Loading

Oral Cancer Detection: Hybrid Method of KFCM Clustering
Shilpa Harnale1, Dhananjay Maktedar2
1Shilpa Harnale , CSE department, BKIT BHALKI-India.
2Dr Dhananjay Maktedar, CSE department, GNDEC Bidar- India.

Manuscript received on January 02, 2020. | Revised Manuscript received on January 15, 2020. | Manuscript published on January 30, 2020. | PP: 2287-2292 | Volume-8 Issue-5, January 2020. | Retrieval Number: E5797018520/2020©BEIESP | DOI: 10.35940/ijrte.E5797.018520

Open Access | Ethics and Policies | Cite | Mendeley
© The Authors. Blue Eyes Intelligence Engineering and Sciences Publication (BEIESP). This is an open access article under the CC BY-NC-ND license (http://creativecommons.org/licenses/by-nc-nd/4.0/)

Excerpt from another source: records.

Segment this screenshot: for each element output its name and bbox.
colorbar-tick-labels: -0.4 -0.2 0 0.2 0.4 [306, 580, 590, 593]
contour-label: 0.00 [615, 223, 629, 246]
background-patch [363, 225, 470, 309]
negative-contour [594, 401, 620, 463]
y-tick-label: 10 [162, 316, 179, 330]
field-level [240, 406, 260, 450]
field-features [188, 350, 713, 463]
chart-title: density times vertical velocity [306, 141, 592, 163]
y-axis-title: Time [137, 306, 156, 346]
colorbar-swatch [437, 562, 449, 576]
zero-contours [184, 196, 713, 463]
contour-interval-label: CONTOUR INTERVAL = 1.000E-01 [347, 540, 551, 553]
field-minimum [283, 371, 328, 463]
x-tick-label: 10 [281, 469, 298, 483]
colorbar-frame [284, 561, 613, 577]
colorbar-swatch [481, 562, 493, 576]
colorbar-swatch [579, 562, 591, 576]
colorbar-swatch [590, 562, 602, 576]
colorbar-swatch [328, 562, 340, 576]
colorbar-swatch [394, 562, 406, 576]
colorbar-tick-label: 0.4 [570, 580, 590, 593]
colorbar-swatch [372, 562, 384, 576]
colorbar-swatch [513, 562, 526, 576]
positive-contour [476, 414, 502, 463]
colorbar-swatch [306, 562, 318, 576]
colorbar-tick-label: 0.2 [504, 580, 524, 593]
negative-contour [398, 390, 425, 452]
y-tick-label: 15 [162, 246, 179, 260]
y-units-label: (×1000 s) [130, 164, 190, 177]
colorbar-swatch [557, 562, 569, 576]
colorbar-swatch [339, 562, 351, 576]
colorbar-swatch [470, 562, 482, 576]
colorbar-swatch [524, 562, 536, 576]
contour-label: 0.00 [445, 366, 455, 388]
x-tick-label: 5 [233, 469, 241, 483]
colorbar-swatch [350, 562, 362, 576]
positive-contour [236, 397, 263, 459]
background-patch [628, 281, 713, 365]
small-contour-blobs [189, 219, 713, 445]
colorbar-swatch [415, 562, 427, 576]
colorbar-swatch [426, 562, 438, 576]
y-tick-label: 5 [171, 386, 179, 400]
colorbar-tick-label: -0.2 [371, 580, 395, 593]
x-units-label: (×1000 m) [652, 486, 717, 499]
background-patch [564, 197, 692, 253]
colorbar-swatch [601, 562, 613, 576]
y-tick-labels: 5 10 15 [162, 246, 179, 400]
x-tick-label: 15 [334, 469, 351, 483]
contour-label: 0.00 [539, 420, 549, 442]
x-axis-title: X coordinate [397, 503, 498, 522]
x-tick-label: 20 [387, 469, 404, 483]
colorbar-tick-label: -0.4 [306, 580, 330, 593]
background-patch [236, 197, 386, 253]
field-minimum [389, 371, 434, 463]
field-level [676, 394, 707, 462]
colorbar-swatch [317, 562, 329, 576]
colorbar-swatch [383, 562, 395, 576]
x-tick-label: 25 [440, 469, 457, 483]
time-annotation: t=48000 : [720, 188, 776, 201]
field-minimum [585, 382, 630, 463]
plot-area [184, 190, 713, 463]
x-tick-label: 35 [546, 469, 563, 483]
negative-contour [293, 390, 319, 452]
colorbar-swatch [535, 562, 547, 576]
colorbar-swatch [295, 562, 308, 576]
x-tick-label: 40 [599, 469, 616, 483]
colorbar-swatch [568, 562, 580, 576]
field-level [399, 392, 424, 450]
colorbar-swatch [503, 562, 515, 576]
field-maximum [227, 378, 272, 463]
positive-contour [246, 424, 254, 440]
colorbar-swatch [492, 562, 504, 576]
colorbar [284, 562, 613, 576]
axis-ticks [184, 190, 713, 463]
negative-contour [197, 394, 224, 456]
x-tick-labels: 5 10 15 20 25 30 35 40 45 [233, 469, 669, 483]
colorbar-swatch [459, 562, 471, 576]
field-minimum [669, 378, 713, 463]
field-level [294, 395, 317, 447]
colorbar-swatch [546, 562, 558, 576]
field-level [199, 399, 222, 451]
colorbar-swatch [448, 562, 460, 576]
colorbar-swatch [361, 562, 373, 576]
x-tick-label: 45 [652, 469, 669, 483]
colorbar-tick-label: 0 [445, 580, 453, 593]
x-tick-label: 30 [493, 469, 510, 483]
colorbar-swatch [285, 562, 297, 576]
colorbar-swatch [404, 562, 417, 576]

Abstract: Oral neoplasm is one of the complex diseases in the world. The risk of death is increasing all over the world due to the rapid swelling of abnormal tissues. Early diagnosis of malignancy is necessary to avoid the risk of death. The tumor detected from magnetic resonance imaging (MRI) images is new innovative analysis topic in medical intervention. Normally the internal structure of the mouth can be examined using the MRI scan or CT scan. MRI scan is an advantageous and adequate technique for detection of the oral malignancy. It is non-invasive because it does not use any radiation. In this study, the hybrid approach KFCM is proposed for the segmentation and compared with conventional K-Means & Fuzzy C-Means(FCM).The main objective of merging these two algorithms is to reduce the total iterations generated by initializing an exact cluster to the FCM clustering with less computation time. The developed system concentrated on image enhancement using anisotropic diffusion to improve the quality of image and segmentation technique using KFCM clustering to reduce computation time &improve the segmentation accuracy. It exactly segments the lesion region and evaluates the lesion area.
Keywords: Oral and Maxillofacial Surgery, Pre-Processing, KFCM Clustering, Morphological Operations.
Scope of the Article: Network Operations & Management.